ROMA – Il governo studia, pianifica e si muove per riformare il processo tributario. Il progetto del ministero dell’Economia è in una fase più che avanzata e si muove su due binari: nell’immediato, il miglioramento dell’attuale procedimento che gestisce il processo fiscale e a seguire una vera e propria rivoluzione dell’intero sistema.
Come riporta Il sole 24 Ore infatti il ministero sta studiando una modifica radicale all’attuale modello. L’ipotesi più accreditata è quella dell’introduzione di una forte fase precontenziosa, grazie all’istituzione di apposite camere di conciliazione indipendenti, dove contribuenti e amministrazione cercheranno di raggiungere in contraddittorio un accordo sulla controversia.

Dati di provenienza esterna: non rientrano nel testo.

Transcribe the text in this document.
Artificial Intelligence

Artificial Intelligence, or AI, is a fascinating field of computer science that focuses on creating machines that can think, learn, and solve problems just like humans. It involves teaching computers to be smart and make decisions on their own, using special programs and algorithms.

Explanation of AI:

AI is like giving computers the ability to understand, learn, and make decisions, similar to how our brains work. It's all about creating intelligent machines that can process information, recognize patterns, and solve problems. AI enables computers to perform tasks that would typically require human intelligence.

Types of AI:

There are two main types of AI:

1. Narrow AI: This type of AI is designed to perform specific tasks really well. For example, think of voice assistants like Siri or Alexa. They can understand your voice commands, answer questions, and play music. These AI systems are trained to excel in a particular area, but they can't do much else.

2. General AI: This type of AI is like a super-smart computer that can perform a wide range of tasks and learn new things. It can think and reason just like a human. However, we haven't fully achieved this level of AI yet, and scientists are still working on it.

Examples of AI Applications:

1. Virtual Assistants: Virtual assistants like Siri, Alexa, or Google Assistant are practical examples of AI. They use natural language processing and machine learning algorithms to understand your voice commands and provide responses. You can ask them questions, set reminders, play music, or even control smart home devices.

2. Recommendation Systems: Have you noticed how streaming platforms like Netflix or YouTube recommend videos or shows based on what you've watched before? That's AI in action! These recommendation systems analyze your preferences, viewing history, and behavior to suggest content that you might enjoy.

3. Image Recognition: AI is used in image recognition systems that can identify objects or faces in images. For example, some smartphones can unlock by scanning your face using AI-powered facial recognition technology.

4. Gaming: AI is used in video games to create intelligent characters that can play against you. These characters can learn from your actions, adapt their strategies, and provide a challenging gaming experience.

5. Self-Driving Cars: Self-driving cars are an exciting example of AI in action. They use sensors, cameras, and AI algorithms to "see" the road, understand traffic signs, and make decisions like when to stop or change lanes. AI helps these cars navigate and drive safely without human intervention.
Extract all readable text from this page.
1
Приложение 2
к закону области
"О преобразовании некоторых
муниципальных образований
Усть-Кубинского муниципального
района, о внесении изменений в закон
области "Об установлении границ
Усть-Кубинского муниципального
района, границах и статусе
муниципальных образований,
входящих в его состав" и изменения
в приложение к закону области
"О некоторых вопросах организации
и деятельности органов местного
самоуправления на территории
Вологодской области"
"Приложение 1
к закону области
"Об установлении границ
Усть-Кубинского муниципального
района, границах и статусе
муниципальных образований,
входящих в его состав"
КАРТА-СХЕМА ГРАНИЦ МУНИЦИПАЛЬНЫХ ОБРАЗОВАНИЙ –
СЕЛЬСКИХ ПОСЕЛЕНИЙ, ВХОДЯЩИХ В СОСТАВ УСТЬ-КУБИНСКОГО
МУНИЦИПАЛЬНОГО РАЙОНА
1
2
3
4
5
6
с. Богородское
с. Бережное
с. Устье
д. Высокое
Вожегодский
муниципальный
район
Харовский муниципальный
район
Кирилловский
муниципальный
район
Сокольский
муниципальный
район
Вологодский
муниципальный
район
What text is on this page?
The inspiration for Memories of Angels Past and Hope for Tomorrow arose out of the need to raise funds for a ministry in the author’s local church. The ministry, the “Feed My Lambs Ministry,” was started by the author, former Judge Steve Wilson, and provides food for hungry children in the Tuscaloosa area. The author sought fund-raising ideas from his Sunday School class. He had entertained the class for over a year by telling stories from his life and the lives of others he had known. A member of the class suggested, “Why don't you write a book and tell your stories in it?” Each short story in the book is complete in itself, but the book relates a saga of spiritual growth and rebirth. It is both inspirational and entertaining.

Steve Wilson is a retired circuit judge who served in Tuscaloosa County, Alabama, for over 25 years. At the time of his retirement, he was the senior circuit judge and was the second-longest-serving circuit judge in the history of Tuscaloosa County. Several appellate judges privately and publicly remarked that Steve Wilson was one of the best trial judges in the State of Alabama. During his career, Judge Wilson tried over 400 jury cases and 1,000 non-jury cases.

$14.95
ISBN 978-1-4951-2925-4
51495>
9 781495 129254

Da qui si procederà al secondo passo della rivoluzione del contenzioso: la fase giudiziaria vera e propria prevederebbe infatti un solo grado, con l’eliminazione quindi dell’attuale passaggio in commissione provinciale (di fatto sostituito dalla fase conciliativa). Per l’eventuale appello, contribuenti e amministrazione potrebbero poi rivolgersi ai giudici della Cassazione.
La conciliazione passerebbe quindi per un ulteriore potenziamento anche dei meccanismi amministrativi che oggi operano in chiave deflattiva del contenzioso (adesione, acquiescenza, autotutela), con la previsione comunque di individuare una struttura amministrativa con funzioni conciliative.
Quest’ultimo, vista la situazione dei conti pubblici, appare il fronte più delicato. E che spiega perché si persegue comunque l’obiettivo di privilegiare e accelerare il cammino verso l’adeguamento del sistema attuale. Non a caso, l’Economia ha avviato tavoli tecnici con le rappresentanze sindacali e istituzionali dei giudici tributari, dove si è iniziato a discutere di ritocco dei compensi e incompatibilità dei magistrati.
Il progetto di riforma complessivo sembra però spaventare, e non poco, i giudici tributari. Come spiega Ennio Attilio Sepe, presidente dell’associazione magistrati tributari (Amt), in una lettera inviata la scorsa settimana ai colleghi delle altre associazioni e ai vertici dell’avvocatura, “la sostituzione di un grado di giudizio con una fase precontenziosa, di natura amministrativa rappresenterebbe un netto abbassamento della tutela giurisdizionale del contribuente”.
In caso di conciliazione e di una fase amministrativa, sostengono i giudici tributari, il rischio di possibili condizionamenti da parte della controparte o del ministero sarebbero più elevati. Senza difesa tecnica e con il taglio di fatto di un grado di giudizio, si limiterebbe la difesa del contribuente. Come sottolinea ancora Sepe nel chiamare a raccolta tutte le strutture rappresentative degli attuali giudici tributari, “se è vero che il doppio grado di giurisdizione non ha copertura costituzionale, è pur vero che nel nostro sistema processuale non esiste processo con un unico grado di merito”.